July 15th – The Two Faces of the PCT
After hiking for a couple of hours we find ourselves on a long, protracted climb and cross over a nicely flowing creek, in the middle of what the guidebook describes as a waterless section. Since we didn’t know about this water source we are already carrying 3 liters each and don’t need to stop. At a second crossing of the “unknown oasis” creek our illusion of solitude is shattered by a group of about 20 teenage girls out on a day hike. We hear them for a half mile before, and after, we see them. We put off breakfast until we are closer to the top of the ridge and can put some distance between us and this noisy distraction. It will be another day of walking along wooded ridges.
From the continious rolling terrain along the crest, the mountains in this part of the Sierra seem very benign.
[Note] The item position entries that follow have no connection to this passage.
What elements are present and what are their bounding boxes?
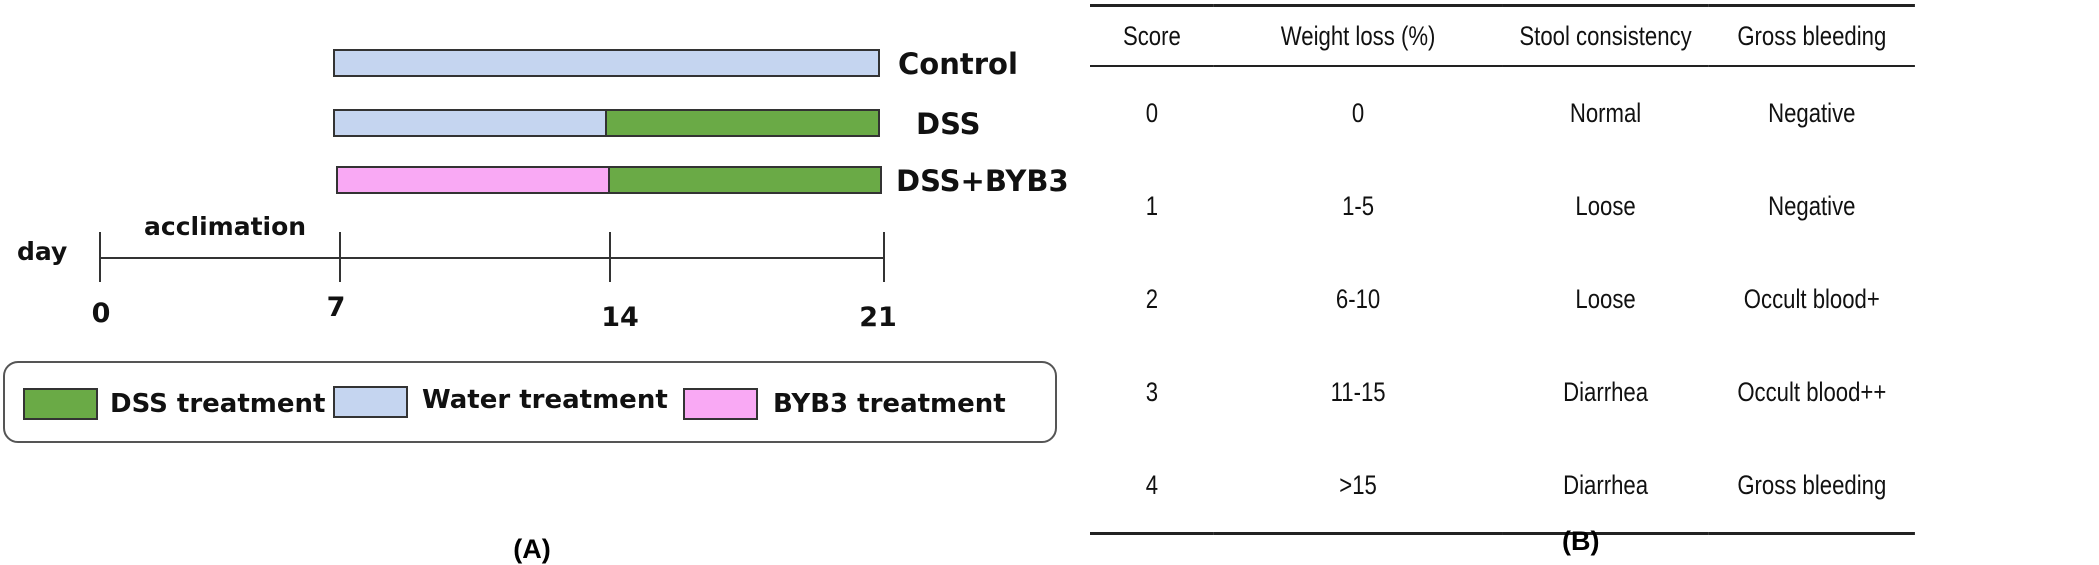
cell-weight-loss: 6-10 [1335,284,1381,314]
header-gross-bleeding: Gross bleeding [1708,4,1915,67]
table-row: 3 11-15 Diarrhea Occult blood++ [1090,346,1915,439]
table-header-row: Score Weight loss (%) Stool consistency … [1090,4,1915,67]
caption-b: (B) [1562,526,1600,556]
header-weight-loss: Weight loss (%) [1213,4,1503,67]
legend-label-water: Water treatment [422,385,668,415]
cell-weight-loss: 1-5 [1342,191,1375,221]
scoring-table-panel: Score Weight loss (%) Stool consistency … [1090,4,2096,535]
legend-swatch-byb3 [683,388,758,420]
axis-tick-label-21: 21 [859,302,897,333]
axis-tick-label-14: 14 [601,302,639,333]
cell-gross-bleeding: Occult blood++ [1737,377,1887,407]
cell-score: 0 [1145,98,1159,128]
cell-score: 3 [1145,377,1159,407]
cell-stool-consistency: Normal [1569,98,1642,128]
cell-gross-bleeding: Negative [1768,191,1856,221]
scoring-table: Score Weight loss (%) Stool consistency … [1090,4,1915,535]
dssbyb3-dss-bar [608,166,882,194]
cell-score: 4 [1090,439,1214,535]
group-label-dss: DSS [916,107,981,141]
group-label-dss-byb3: DSS+BYB3 [896,164,1069,198]
dss-dss-bar [605,109,880,137]
phase-label-acclimation: acclimation [144,212,306,241]
caption-a: (A) [513,534,550,564]
table-row: 2 6-10 Loose Occult blood+ [1090,253,1915,346]
legend-label-dss: DSS treatment [110,389,325,419]
cell-weight-loss: 0 [1351,98,1365,128]
cell-stool-consistency: Loose [1575,284,1636,314]
table-row: 4 >15 Diarrhea Gross bleeding [1090,439,1915,535]
cell-stool-consistency: Diarrhea [1502,439,1709,535]
cell-gross-bleeding: Occult blood+ [1743,284,1880,314]
header-stool-consistency: Stool consistency [1502,4,1709,67]
cell-score: 1 [1145,191,1159,221]
cell-gross-bleeding: Negative [1768,98,1856,128]
table-row: 0 0 Normal Negative [1090,66,1915,160]
dss-water-bar [333,109,607,137]
cell-weight-loss: >15 [1213,439,1503,535]
cell-stool-consistency: Loose [1575,191,1636,221]
axis-tick-label-7: 7 [327,292,346,323]
axis-label-day: day [17,237,67,266]
header-score: Score [1090,4,1214,67]
legend-box [3,361,1057,443]
cell-stool-consistency: Diarrhea [1563,377,1649,407]
axis-tick-label-0: 0 [92,298,111,329]
timeline-diagram: Control DSS DSS+BYB3 day acclimation 0 7… [3,47,1069,564]
cell-score: 2 [1145,284,1159,314]
group-label-control: Control [898,47,1018,81]
legend-swatch-water [333,386,408,418]
legend-label-byb3: BYB3 treatment [773,389,1006,419]
cell-gross-bleeding: Gross bleeding [1708,439,1915,535]
legend-swatch-dss [23,388,98,420]
dssbyb3-byb3-bar [336,166,610,194]
table-row: 1 1-5 Loose Negative [1090,160,1915,253]
control-water-bar [333,49,880,77]
cell-weight-loss: 11-15 [1330,377,1386,407]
The trail follows a rolling, gentle crestline. The occasional views look off at more waves of green hills with only an occasional peak rising above the general plane. The scene is tranquil and lulls us into a sense that hiking in this area is a gentle experience. It LOOKS like a place where one dad might bring his daughter and 19 of her friends for a morning stroll. But this is only one face of the forest.
Just as yesterday’s descent into the south fork of the Feather River revealed a rugged canyon, so too did today’s descent into Beldon. And these ridges surely must hide more such rugged canyons. These are harsh hillsides. A cross-country ramble could quickly turn into a a walk with grim consequences. Steep and rocky, overgrown with brush and with hidden gullies so numerous all come together to create a navigational nightmare. From the canyon bottoms the surrounding hillsides seem impossibly rugged, barriers to overland travel.
Occasional views north mark our progress as Mt Lassen, still distant, is now more distinct and seems to be getting closer. We push the final descent in order to finish 23 miles by 5pm and get in at a reasonable hour, in time to find “Little Haven”, a hostel offered complimentary to hikers by Laurie and Brenda Braatten. And in time for dinner before the nearby Caribou Crossing cafe/store closes at 7pm. The food at the cafe is good, but the store is very limited. However we manage to find enough items to be able to get us through the 2 days it will take to get the 46 miles to the next town, Chester.
Back at the hostel there are seven other hikers. We walked the whole day without seeing any of them, being either a couple hours ahead or a couple hours behind, in our own little bubble. Town stops are always where we see the most thru hikers and have a chance to get caught up on “who is where” as well as other trail gossip.